Recipe from Cooking Light Magazine

Ingredients:

  • cooking spray
  • 1 1/2 cups sugar, divided
  • 3/4 cup fruit concentrate*
  • 1/4 cup unsweetened applesauce
  • 1/4 cup light-colored corn syrup
  • 1 (3-ounce) package liquid fruit pectin (such as Certo)
  • 1 teaspoon fresh lemon juice

Directions:

Line a loaf pan with plastic wrap and spray with cooking spray. Next, combine 1 1/4 cup sugar with the fruit concentrate, apple sauce, and corn syrup in a large saucepan.

Bring the mixture to a boil, then cook for 10 minutes (if you have a candy thermometer the temperature you’re looking for is 224 degrees F).

After cooking the mixture for 10 minutes add the liquid pectin, bring to a boil, and cook for 1 minute stirring often. Remove the pot from the heat and pour in the lemon juice. Give it a stir. Then pour it into the prepared loaf pan.

Let the mixture cool and then cover and let it sit overnight at room temperature.

To de-mold and cut up; first, sprinkle a tablespoon of sugar on the top of the gelee. Put the remaining sugar in a small bowl and set aside.

Next, tip your loaf pan upside down, the gelee will flop right out. Get rid of the plastic wrap. Then start slicing up the gelee into cubes. I suggest keeping the cubes on the small side, these are sweet, rich candies.

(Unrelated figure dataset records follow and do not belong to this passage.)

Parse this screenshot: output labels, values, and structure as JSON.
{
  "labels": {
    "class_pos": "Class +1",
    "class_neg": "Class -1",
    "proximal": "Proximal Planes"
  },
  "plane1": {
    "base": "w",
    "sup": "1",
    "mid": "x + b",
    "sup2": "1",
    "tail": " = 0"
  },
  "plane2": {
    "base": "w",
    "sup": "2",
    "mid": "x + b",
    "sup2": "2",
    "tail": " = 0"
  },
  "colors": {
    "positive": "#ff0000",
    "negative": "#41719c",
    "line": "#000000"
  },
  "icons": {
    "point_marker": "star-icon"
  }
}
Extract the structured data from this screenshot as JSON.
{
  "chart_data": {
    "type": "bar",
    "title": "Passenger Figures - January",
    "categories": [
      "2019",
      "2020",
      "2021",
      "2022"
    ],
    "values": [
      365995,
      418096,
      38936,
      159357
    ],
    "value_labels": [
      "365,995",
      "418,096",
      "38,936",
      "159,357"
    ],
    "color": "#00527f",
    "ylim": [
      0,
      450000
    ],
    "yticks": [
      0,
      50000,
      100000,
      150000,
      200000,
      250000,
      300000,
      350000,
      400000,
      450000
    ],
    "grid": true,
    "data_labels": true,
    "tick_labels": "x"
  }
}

Toss the gelee cubes into the sugar to evenly coat them.

 

6 thoughts on “DIY Christmas Gifts Ideas: Part II

  1. Deb Draper says:

    Yep, after seeing the pics in Cooking Light, I too decided to give them a whirl. Like you, I experimented with frozen grape concentrate from the grocery store. (Are the Cooking Light editors kidding? The prices of their recommended vendor are crazy high…as are the editors, apparently.) The results are great, although I’m not in love with the grape, which reminds me of just eating a spoonful of grape jelly. But I’ll be playing with some other flavors less common as jelly (like cranberry pomegranate), and expect to have some awesome gifts for friends and neighbors.

    • Clara Ciminelli says:

      I totally agree Deb! I thought ordering concentrate from online was a bit much, and I thought the grape ones came out great. This week I am going to try to make strawberry flavored gelees with strawberry juice concentrate.

  2. taylor says:

    I just made these with white grape peach concentrate and a spoonful of jasmine confit. They’re very light and quite sophisticated, I think.

  3. Kari says:

    I tried msking these the other day and the flavour was wonderful, but my gelees didnt set correctly (they were more like jelly than a candy) any ideas what I might have done wrong?

    • Clara Ciminelli says:

      Hi Kari, Did you use a candy thermometer when you made these? My best guess is that the mixture did not reach a high enough temperature to set up. Other than that my next guess would be that perhaps the liquid pectin didn’t get thoroughly mixed in. Do you believe either of these could have been the issue?